Declaration of Competing Interest

The authors declare the following financial interests/personal relationships which may be considered as potential competing interests: Jorge de Andrés-López has patent #WO2025132812A1 issued to ANTALGENICS, S.L. Isabel Devesa has patent #WO2025132812A1 issued to ANTALGENICS, S.L. Gregorio Fernández-Ballester has patent #WO2025132812A1 issued to ANTALGENICS, S.L. Antonio Ferrer-Montiel has patent #WO2025132812A1 issued to ANTALGENICS, S.L. If there are other authors, they declare that they have no known competing financial interests or personal relationships that could have appeared to influence the work reported in this paper.

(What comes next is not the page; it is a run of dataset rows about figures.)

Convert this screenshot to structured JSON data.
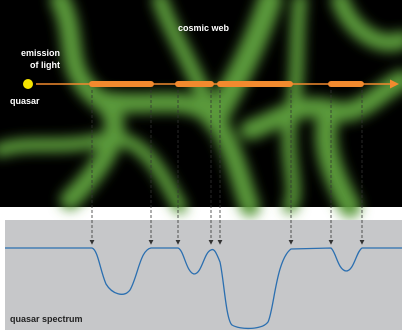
{
  "labels": {
    "cosmic_web": "cosmic web",
    "emission_line1": "emission",
    "emission_line2": "of light",
    "quasar": "quasar",
    "spectrum": "quasar spectrum"
  }
}
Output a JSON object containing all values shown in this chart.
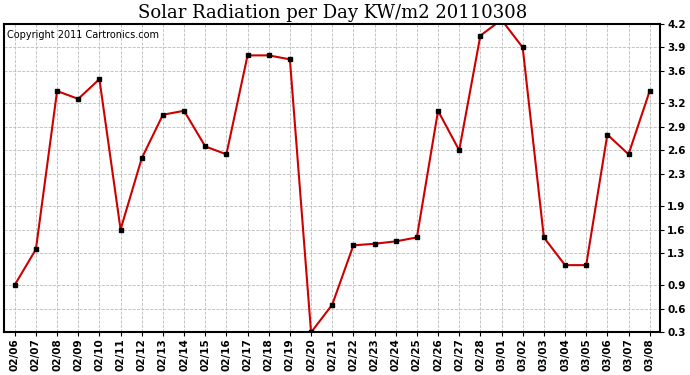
{
  "title": "Solar Radiation per Day KW/m2 20110308",
  "copyright": "Copyright 2011 Cartronics.com",
  "dates": [
    "02/06",
    "02/07",
    "02/08",
    "02/09",
    "02/10",
    "02/11",
    "02/12",
    "02/13",
    "02/14",
    "02/15",
    "02/16",
    "02/17",
    "02/18",
    "02/19",
    "02/20",
    "02/21",
    "02/22",
    "02/23",
    "02/24",
    "02/25",
    "02/26",
    "02/27",
    "02/28",
    "03/01",
    "03/02",
    "03/03",
    "03/04",
    "03/05",
    "03/06",
    "03/07",
    "03/08"
  ],
  "values": [
    0.9,
    1.35,
    3.35,
    3.25,
    3.5,
    1.6,
    2.5,
    3.05,
    3.1,
    2.65,
    2.55,
    3.8,
    3.8,
    3.75,
    0.3,
    0.65,
    1.4,
    1.42,
    1.45,
    1.5,
    3.1,
    2.6,
    4.05,
    4.25,
    3.9,
    1.5,
    1.15,
    1.15,
    2.8,
    2.55,
    3.35
  ],
  "line_color": "#cc0000",
  "marker_color": "#000000",
  "bg_color": "#ffffff",
  "grid_color": "#bbbbbb",
  "ylim": [
    0.3,
    4.2
  ],
  "yticks": [
    0.3,
    0.6,
    0.9,
    1.3,
    1.6,
    1.9,
    2.3,
    2.6,
    2.9,
    3.2,
    3.6,
    3.9,
    4.2
  ],
  "title_fontsize": 13,
  "copyright_fontsize": 7,
  "tick_fontsize": 7.5
}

Appendix A. Supplementary material

Supplementary Tables and Figures

5-FAM-PL2003_HPLC

5-FAM-PL2204_HPLC

PL2003_Z-stack_video

PLCdelta-PH-GFP_translocation_PL2003

PLCdelta-PH-GFP_translocation_PL2204

PLCdelta-PH-GFP_translocation_U73122

PLCdelta-PH-GFP_translocation_vehicle

Data availability

Raw data, source data and results of statistical analysis are deposited in Mendeley Data (doi: 10.17632/tjdg3svyd4.1).